Muller has postponed the introduction of its proposed new contract by a month, following mixed reactions at nationwide farmer meetings.
The dairy processor will now send out final contract documents in January with the option to sign up being pushed back to February.
The move follows consternation from some Muller producers who had described the contract’s implementation, which include changes to forecasting, constituent contents and bonuses, as tantamount to blackmail.
“At our meetings we have heard a range of strong, considered and sometimes conflicting views on our contract proposals and these have varied regionally,” said Muller Milk & Ingredients agriculture director Lyndsay Chapman.
“We will now take time to review this feedback and will therefore put back the introduction of our new contract offer.”

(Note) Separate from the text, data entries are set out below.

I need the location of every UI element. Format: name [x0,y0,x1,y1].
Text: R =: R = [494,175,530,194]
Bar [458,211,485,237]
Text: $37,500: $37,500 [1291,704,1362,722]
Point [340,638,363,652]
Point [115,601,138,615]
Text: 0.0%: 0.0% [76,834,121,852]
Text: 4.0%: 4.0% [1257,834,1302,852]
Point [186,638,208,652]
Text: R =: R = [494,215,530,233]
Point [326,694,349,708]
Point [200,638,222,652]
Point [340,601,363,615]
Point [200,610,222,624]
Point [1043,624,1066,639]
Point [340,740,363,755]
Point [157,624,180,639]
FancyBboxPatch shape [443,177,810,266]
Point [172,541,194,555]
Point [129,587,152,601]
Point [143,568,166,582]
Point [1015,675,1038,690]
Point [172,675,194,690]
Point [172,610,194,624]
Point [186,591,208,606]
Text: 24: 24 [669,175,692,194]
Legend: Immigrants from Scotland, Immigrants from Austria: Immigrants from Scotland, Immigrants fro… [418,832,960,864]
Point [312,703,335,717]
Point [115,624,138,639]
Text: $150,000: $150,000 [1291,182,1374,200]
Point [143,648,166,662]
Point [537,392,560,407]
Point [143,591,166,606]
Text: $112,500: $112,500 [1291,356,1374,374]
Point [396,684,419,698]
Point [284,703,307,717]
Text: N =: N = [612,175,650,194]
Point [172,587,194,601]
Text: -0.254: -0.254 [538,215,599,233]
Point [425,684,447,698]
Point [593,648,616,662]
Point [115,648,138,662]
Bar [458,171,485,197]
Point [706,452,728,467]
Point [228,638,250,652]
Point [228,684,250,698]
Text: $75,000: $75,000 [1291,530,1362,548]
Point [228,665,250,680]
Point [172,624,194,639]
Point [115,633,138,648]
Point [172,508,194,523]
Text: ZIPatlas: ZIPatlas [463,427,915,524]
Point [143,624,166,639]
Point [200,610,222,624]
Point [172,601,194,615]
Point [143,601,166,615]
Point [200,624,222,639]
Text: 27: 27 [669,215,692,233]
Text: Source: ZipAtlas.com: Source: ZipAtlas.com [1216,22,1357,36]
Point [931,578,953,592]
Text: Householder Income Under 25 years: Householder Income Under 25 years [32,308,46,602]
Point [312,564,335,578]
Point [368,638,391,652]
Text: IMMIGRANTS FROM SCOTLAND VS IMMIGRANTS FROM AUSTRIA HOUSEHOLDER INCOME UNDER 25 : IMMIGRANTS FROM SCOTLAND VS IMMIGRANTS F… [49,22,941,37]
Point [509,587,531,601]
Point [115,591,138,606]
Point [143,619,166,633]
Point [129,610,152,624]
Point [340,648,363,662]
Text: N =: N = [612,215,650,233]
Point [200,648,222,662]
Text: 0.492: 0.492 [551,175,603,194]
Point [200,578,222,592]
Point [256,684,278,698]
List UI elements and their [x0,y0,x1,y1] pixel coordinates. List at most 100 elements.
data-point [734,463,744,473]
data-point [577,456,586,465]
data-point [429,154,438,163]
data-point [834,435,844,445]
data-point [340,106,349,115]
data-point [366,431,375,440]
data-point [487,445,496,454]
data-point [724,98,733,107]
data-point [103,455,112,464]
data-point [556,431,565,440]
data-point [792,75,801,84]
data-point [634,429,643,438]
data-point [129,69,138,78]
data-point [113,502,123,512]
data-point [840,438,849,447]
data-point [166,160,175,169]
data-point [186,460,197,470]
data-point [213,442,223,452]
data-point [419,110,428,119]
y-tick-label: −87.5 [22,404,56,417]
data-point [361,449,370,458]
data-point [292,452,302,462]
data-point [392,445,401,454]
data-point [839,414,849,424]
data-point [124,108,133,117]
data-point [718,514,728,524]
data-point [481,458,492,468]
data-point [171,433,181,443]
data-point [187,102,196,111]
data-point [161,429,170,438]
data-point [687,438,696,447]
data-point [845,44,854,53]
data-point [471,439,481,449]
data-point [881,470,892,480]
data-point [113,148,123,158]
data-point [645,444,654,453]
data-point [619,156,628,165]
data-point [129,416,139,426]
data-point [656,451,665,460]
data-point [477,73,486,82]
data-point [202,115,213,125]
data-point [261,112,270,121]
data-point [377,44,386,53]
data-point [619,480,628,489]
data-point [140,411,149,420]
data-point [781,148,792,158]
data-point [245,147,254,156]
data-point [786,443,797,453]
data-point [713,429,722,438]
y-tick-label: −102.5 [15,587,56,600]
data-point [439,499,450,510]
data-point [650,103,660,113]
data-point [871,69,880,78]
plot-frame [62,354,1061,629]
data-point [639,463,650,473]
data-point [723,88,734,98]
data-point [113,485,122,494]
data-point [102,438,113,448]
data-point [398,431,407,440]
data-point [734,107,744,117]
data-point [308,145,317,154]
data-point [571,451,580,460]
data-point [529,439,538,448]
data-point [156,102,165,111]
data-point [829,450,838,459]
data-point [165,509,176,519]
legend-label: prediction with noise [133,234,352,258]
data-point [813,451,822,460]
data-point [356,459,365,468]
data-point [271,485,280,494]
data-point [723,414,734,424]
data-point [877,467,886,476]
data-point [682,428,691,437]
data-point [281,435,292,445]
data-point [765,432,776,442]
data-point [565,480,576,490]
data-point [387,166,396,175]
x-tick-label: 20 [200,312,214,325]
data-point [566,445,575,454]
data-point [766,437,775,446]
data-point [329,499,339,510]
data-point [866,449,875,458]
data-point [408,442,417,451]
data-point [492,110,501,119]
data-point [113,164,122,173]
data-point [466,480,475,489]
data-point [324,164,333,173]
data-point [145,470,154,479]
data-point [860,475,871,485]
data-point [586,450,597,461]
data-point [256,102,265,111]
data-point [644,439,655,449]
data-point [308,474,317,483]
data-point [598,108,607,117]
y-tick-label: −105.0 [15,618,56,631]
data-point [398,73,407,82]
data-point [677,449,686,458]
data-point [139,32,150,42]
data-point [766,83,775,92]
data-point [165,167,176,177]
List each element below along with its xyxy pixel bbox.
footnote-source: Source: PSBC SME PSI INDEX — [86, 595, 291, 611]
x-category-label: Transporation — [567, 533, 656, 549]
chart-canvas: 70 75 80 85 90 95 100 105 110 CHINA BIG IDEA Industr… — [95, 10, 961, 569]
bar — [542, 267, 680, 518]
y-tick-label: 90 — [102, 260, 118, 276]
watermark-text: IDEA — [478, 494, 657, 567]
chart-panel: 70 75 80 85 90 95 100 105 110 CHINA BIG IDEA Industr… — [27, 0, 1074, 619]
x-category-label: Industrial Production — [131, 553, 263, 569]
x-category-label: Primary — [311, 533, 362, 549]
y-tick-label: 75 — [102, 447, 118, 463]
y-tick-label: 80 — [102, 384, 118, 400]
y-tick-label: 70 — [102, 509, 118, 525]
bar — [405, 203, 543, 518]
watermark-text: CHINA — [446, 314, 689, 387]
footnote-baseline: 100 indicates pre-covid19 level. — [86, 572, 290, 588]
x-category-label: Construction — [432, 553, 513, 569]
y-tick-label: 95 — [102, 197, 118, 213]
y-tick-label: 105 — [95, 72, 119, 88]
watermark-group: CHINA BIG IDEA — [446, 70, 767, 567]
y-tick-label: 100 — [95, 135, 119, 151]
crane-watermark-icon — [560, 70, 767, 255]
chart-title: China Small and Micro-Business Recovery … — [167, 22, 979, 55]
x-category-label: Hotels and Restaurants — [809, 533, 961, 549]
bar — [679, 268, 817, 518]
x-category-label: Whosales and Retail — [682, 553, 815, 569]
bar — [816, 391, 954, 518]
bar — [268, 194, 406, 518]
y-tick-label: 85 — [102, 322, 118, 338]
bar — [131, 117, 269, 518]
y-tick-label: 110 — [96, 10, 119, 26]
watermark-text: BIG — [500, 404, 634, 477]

However, Muller will be pressing ahead with the implementation of its new farmer representative body, the Muller Milk Group (MMG) Farmer Forum, “as soon as possible”.
Nomination forms will be sent out shortly for those interested in being on the new 21-member board, 10 of which will be non-aligned producers (including one organic).
“We are encouraged that the company will now reflect on the views expressed by Muller farmers across the country on the milk contract,” said chairman of the interim Muller Milk Group board, Roddy Catto.
“There is agreement that change is required and that old models should be reviewed.
“We will work with Muller to ensure the views that have been expressed are considered and acted upon.”
Milk price rise
The announcement was made in conjunction with a standard non-aligned milk price rise of 2.5p/litre from 1 January.
The rise will pay Muller’s 1,900 producers, including 650 from the Direct Milk DPO 26.54p/litre.
This includes a 1.1p/litre retailer supplement paid by Aldi, Lidl and Morrisons, which has fallen from 3p/litre in August as dairy markets have strengthened.